Milhares de pessoas foram às ruas protestar contra as autoridades religiosas e o presidente reformista, Mohammad Khatami.
Alguns manifestantes disseram à BBC que não tinham liberdade, nem trabalho, e que seus líderes entendiam sobre religião, mas não sabiam comandar um país.
Os protestos:
Houve confrontos entre manifestantes e milícias islâmicas, que foram ao local em motocicletas, armadas com correntes e cacetetes.
O aiatolá Ali Khamenei pediu às milícias islâmicas que fiquem longe do que ele chamou de “badernas”. Mas também advertiu os manifestantes que se os protestos continuarem, lidará com os envolvidos “sem piedade”.
Um correspondente da BBC em Teerã disse que muitos iranianos estão se voltando contra o presidente Khatami porque estão frustrados com a falta de progresso nas reformas políticas no país.
Durante os protestos na terça e quarta-feira, os manifestantes acusaram o presidente de ser demasiado fraco em relação aos seus rivais fundamentalistas e muito tímido na introdução de reformas no país.
Khatami é considerado um liberal do ponto de vista ideológico.
Desafiando a ação da polícia antimotim e de vigilantes que espancavam estudantes, os manifestantes gritavam slogans como “morte à ditadura” e “morte a Khamenei” – em referência ao líder supremo do país.
No Irã, críticas públicas ao líder supremo podem resultar em cadeia.
O segundo dia de protestos foi marcado por confrontos.
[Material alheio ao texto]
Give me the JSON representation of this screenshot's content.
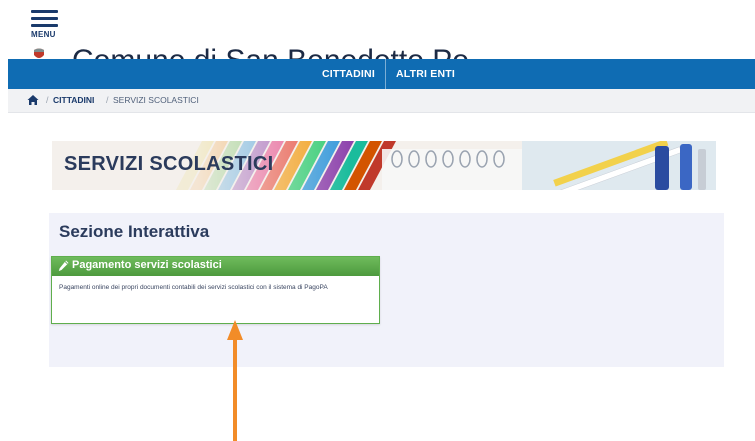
{
  "menu": {
    "label": "MENU",
    "icon": "hamburger-icon"
  },
  "site": {
    "title": "Comune di San Benedetto Po",
    "crest_icon": "municipal-crest-icon"
  },
  "navbar": {
    "bg_color": "#0f6cb3",
    "items": [
      {
        "label": "CITTADINI"
      },
      {
        "label": "ALTRI ENTI"
      }
    ]
  },
  "breadcrumb": {
    "home_icon": "home-icon",
    "separator": "/",
    "link": "CITTADINI",
    "current": "SERVIZI SCOLASTICI"
  },
  "banner": {
    "title": "SERVIZI SCOLASTICI"
  },
  "section": {
    "title": "Sezione Interattiva",
    "cards": [
      {
        "icon": "pencil-icon",
        "title": "Pagamento servizi scolastici",
        "description": "Pagamenti online dei propri documenti contabili dei servizi scolastici con il sistema di PagoPA",
        "accent_color": "#5fae4d"
      }
    ]
  },
  "annotation": {
    "type": "arrow",
    "color": "#f28c28"
  }
}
Os manifestantes atiraram pedras e coquetéis molotov contra a polícia antimotim.
Confrontos:
Vigilantes que defendem o regime fundamentalista islâmico bateram em estudantes com pedaços de pau e perseguiram-nos de moto, do lado de fora da Universidade de Teerã.
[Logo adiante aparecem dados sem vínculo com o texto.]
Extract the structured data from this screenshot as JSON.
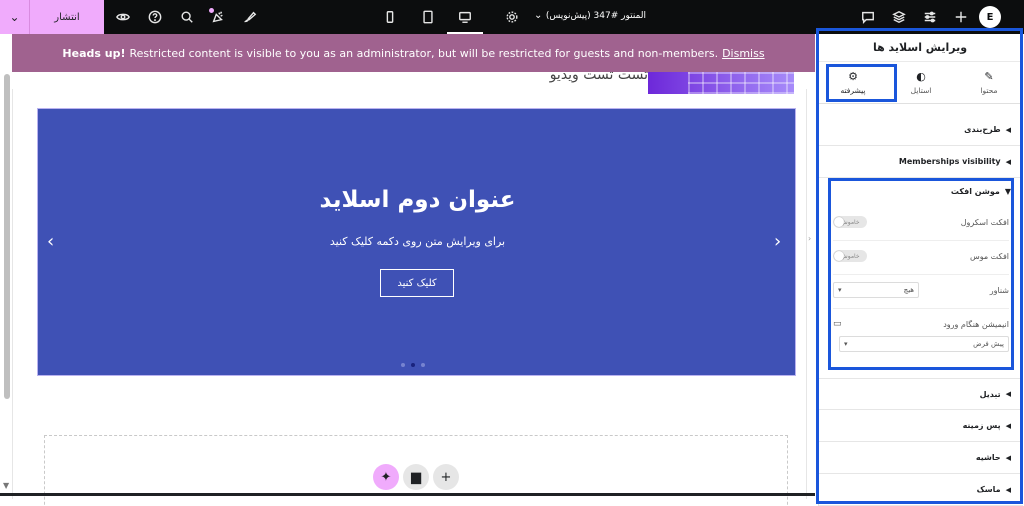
{
  "topbar": {
    "publish_label": "انتشار",
    "document_title": "المنتور #347 (پیش‌نویس)",
    "logo_text": "E"
  },
  "notice": {
    "heads_up": "Heads up!",
    "message": "Restricted content is visible to you as an administrator, but will be restricted for guests and non-members.",
    "dismiss": "Dismiss"
  },
  "canvas": {
    "header_text": "تست تست ویدیو",
    "slide": {
      "title": "عنوان دوم اسلاید",
      "description": "برای ویرایش متن روی دکمه کلیک کنید",
      "button": "کلیک کنید"
    }
  },
  "panel": {
    "title": "ویرایش اسلاید ها",
    "tabs": [
      {
        "label": "محتوا",
        "icon": "pencil-icon"
      },
      {
        "label": "استایل",
        "icon": "half-circle-icon"
      },
      {
        "label": "پیشرفته",
        "icon": "gear-icon"
      }
    ],
    "sections": {
      "layout": "طرح‌بندی",
      "memberships": "Memberships visibility",
      "motion": "موشن افکت",
      "transform": "تبدیل",
      "background": "پس زمینه",
      "border": "حاشیه",
      "mask": "ماسک"
    },
    "motion": {
      "scroll_label": "افکت اسکرول",
      "scroll_toggle": "خاموش",
      "mouse_label": "افکت موس",
      "mouse_toggle": "خاموش",
      "sticky_label": "شناور",
      "sticky_value": "هیچ",
      "entrance_label": "انیمیشن هنگام ورود",
      "entrance_value": "پیش فرض"
    }
  },
  "colors": {
    "accent_pink": "#f0abfc",
    "notice_bg": "#a0628f",
    "slide_bg": "#3f51b5",
    "highlight": "#1a56db"
  }
}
Esse foi o segundo dia consecutivo de confrontos, depois que manifestantes foram às ruas contra a prisão de 80 estudantes que protestavam contra o projeto do governo de privatizar universidades.
O governo informou ter libertado quase todas as 80 pessoas que foram presas. Mas o ministro da Inteligência do país, Ali Younesi, disse que outras 19 permanecem detidas.
Younesi afirmou que alguns dos manifestantes agiram sob a influência de grupos extremistas de oposição que estão no exílio.
O ministro estaria se referindo a canais de TV por satélite que pertencem a grupos da oposição no exílio que estariam conclamando os iranianos a se insurgirem contra os líderes religiosos do país.
Alguns analistas acreditam que haverá mais protestos com a promiximidade do aniversário de cinco anos das violentas manifestações estudantis de 9 de julho de 1999.